Ultima modifica 17 Aprile 2013

Sono passati solo due giorni dall’attentato di Boston ma ancora non si nulla dei responsabili della strage della maratona. Si sa solo che le vittime sono per il momento tre: il bimbo di 8 anni, una ragazza di 29 anni diplomata alla Medford High School nel 2001 e oggi è stata identificata la terza vittima, Lu Lingzi, una studentessa cinese di Shenyang, nel nord-est del paese, laureata al Beijing Institute of Technology.

Secondo la Cnn sarebbero tornati a casa in 89 su 183, mentre diciassette sono in condizioni critiche.

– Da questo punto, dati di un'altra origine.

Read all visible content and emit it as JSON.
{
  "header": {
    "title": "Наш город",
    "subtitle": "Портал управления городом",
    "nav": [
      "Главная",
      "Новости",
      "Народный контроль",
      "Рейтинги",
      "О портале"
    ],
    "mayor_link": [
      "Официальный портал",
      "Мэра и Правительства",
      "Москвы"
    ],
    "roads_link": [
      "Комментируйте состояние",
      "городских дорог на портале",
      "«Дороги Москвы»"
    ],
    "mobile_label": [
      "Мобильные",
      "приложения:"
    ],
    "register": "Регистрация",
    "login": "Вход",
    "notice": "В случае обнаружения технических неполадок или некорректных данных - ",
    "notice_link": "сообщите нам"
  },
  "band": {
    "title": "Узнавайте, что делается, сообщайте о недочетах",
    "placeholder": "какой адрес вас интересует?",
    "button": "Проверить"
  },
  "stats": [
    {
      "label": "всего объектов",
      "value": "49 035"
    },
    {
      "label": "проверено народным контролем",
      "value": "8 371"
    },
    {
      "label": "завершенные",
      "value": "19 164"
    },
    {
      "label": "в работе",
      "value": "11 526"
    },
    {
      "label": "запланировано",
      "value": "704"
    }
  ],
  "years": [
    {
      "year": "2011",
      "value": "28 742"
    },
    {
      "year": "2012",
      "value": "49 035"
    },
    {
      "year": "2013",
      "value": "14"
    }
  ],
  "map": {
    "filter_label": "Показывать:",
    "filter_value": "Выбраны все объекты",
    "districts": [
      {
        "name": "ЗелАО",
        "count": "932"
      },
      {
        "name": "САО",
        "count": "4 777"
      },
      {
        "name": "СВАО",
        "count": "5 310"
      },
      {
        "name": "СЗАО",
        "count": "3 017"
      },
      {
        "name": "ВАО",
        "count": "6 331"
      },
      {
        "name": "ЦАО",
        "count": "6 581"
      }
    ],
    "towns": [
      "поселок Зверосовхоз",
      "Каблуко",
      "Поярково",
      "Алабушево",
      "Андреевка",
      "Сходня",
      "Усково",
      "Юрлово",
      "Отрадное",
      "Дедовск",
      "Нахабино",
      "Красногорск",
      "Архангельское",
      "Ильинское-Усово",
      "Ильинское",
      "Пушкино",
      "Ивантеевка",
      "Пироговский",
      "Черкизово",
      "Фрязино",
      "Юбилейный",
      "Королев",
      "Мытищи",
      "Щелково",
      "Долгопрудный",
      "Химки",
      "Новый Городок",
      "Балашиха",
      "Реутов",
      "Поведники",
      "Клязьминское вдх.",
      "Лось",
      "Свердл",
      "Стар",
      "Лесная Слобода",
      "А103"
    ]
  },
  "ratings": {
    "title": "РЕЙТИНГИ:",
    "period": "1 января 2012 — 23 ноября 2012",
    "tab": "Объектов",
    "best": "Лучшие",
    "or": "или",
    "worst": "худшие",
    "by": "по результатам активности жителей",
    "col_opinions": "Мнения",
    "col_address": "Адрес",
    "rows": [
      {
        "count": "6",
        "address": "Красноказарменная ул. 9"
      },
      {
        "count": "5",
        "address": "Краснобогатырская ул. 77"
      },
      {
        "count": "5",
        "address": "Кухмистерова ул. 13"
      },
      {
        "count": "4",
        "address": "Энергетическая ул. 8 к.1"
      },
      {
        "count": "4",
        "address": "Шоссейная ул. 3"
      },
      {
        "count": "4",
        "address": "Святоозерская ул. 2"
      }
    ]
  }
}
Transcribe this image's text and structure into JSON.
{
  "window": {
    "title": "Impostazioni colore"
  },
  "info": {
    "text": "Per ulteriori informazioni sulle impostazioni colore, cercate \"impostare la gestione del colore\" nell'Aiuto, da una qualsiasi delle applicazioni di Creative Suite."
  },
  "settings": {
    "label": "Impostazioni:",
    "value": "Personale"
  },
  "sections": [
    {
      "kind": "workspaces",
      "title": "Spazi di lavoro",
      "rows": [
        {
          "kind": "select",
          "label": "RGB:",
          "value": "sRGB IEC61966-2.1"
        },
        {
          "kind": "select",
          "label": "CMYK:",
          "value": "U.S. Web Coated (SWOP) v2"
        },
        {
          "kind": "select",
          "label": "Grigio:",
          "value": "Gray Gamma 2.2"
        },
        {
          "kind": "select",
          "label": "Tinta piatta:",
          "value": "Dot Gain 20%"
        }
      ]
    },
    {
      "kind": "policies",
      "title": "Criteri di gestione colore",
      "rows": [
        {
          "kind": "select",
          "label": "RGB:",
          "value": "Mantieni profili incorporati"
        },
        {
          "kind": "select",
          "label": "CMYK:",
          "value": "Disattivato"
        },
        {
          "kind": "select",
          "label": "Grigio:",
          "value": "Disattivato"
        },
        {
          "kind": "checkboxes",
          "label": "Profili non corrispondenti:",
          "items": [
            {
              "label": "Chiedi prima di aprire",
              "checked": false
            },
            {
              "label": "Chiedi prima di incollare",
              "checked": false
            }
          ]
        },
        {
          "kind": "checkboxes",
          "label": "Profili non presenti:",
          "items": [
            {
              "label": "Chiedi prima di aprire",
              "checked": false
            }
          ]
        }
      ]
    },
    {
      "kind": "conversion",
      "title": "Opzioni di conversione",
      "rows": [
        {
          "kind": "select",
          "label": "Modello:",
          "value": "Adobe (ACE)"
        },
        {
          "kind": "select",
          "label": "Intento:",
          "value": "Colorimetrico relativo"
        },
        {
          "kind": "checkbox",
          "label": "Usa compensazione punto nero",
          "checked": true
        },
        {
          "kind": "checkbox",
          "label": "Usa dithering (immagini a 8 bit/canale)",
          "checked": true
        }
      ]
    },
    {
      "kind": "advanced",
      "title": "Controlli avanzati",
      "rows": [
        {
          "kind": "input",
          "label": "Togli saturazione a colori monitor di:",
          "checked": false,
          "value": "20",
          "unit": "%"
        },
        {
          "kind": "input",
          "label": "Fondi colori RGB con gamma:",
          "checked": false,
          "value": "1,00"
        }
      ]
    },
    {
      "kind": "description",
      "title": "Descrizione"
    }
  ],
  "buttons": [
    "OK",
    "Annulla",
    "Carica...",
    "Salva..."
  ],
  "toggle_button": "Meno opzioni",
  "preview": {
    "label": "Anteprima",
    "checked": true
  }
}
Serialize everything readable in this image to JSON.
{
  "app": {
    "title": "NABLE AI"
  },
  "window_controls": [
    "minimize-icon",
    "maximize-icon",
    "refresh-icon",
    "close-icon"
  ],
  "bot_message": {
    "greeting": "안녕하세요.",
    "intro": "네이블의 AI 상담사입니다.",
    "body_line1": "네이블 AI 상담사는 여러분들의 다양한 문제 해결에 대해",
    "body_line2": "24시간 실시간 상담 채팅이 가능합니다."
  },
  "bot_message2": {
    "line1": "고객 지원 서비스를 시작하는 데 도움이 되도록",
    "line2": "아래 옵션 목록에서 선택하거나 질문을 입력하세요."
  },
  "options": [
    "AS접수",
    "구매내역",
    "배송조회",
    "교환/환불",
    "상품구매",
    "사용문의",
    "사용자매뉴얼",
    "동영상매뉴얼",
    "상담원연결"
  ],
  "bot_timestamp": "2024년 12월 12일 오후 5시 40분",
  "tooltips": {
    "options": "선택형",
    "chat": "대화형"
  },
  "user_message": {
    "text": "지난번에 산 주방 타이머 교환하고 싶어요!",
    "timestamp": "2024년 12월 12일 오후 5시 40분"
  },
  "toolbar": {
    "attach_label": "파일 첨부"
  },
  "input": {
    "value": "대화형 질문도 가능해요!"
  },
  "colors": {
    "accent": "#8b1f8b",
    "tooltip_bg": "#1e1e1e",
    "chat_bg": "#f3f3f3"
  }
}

A tredici persone hanno amputato gli arti inferiori, dilaniati dalle esplosioni. Secondo le prime indagini degli inquirenti si pensa che ad agire non sia stato un gruppo organizzato, ma una sola persona.

Questa tesi sembra avallata anche dal fatto che per l’innesco sarebbe stata impiegata una “miscela esplosiva improvvisata a combustione lenta”: per esempio clorato di potassio misto a zucchero oppure la cosiddetta ‘flash-powder’, un tipo di polvere pirica in genere utilizzato per confezionare petardi o fuochi di artificio. Tutte sostanze comunissime, facilmente reperibili e di basso costo.

Ieri sera intanto, a Boston, si è tenuta una commemorazione delle vittime dell’attentato.
Mille persone radunate in un parco nel quartiere di Dorchester, hanno ricordato le vittime  con canti, lacrime e preghiere.

Noi continuiamo a seguire la vicenda e a tenervi aggiornati!